Sintomi della variante Omicron: gli ultimi studi

I sintomi della variante Omicron non sono ancora del tutto chiari, i dati più importanti vengono dal Regno Unito che, a causa della pesante diffusione, ha avviato degli studi prima di altri paesi.

I sintomi della variante Omicron e un comune raffreddore sono più simili di quanto appaiano. Questa la tesi di Tim Spector, virologo e capo scienziato dello studio Zoe, che attraverso un’app nel periodo della pandemia ha chiesto agli inglesi di segnalare i propri sintomi.

In questo modo Il governo sarà in grado di fornire una descrizione più accurata dei sintomi, che eviterà qualsiasi potenziale confusione con Omicron.

Il professor Spector, un epidemiologo genetico del King’s College di Londra, ha evidenziato che le prime indicazioni “dimostrano che l’Omicron si sta diffondendo nelle persone vaccinate, ma causando solo sintomi più lievi di tipo raffreddore”.

Ovviamente questo è solo uno dei tanti motivi per non preoccuparsi! Il Covid è imprevedibile e anche se ti sembra di avere un comune raffreddore, ovviamente ci sono molti altri rischi a lungo termine-

Come distinguere i sintomi della variante Omicron da un comune raffreddore

Sull’argomento è intervenuto anche il Professore di Oncologia Molecolare Lawrence Young.: «Sembra esserci una sovrapposizione con i sintomi del raffreddore e dai dati di Zoe si stima che un quarto delle persone che hanno il raffreddore abbia effettivamente il Covid – ha detto al Sun -. Si sovrappongono, ma sembra che l’insorgenza di un raffreddore sia un po’ più graduale. Con Omicron le persone ottengono mal di testa e affaticamento rapidamente se hanno il Covid, mentre il raffreddore si sviluppa in pochi giorni».

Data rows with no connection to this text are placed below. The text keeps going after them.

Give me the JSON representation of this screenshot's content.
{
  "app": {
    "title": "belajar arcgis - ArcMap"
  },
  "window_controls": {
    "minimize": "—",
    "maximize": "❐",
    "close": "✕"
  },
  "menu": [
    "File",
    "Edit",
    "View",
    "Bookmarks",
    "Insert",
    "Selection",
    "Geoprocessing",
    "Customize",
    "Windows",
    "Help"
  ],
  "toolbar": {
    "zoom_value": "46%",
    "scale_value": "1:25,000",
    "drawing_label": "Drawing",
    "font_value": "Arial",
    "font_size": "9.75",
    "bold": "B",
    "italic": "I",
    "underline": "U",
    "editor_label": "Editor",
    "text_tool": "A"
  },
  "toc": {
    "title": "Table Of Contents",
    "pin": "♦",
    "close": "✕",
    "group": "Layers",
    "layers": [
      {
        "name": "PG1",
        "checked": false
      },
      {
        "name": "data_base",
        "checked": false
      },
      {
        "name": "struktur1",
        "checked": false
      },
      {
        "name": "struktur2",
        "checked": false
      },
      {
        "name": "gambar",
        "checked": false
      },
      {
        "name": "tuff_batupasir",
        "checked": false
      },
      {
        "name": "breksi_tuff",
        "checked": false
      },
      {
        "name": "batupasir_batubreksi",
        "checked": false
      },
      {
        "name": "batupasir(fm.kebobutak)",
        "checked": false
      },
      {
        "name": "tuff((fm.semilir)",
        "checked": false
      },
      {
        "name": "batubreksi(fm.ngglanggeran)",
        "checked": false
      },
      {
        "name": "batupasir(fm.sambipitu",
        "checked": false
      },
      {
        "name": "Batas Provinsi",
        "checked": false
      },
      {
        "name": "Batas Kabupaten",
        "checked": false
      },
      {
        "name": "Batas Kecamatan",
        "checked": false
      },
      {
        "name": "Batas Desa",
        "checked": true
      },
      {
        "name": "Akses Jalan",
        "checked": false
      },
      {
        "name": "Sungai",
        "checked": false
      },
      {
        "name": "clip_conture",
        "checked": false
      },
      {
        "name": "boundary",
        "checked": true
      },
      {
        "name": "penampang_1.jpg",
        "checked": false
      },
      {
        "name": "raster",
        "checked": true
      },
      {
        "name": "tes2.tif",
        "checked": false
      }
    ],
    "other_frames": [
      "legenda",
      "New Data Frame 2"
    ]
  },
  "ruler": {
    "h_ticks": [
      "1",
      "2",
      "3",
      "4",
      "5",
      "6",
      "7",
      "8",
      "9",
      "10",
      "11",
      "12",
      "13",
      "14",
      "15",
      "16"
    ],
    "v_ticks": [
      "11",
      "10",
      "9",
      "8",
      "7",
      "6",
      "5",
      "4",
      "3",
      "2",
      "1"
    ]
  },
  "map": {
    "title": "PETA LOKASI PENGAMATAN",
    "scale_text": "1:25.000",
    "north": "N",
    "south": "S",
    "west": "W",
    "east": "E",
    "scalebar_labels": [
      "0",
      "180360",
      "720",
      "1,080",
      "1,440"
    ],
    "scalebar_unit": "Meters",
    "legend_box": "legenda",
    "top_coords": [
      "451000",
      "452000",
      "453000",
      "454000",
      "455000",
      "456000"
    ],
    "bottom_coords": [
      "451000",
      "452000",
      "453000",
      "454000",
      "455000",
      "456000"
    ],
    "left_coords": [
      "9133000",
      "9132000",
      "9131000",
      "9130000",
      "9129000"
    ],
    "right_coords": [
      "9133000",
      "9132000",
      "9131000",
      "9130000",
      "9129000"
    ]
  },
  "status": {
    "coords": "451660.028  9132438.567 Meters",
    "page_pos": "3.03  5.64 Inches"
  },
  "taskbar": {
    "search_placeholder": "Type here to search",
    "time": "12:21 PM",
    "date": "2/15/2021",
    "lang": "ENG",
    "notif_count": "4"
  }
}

Le differenze con la variante Delta

Angelique Coetzee, presidente della South African Medical Association, è stata una delle prime persone a sospettare di Omicron. Ha sottolineato la differenza con Delta.: «I pazienti presentavano estrema stanchezza, lievi dolori muscolari, gola irritata e tosse secca. A differenza delle varianti precedenti, questa non causa la perdita del gusto o dell’olfatto».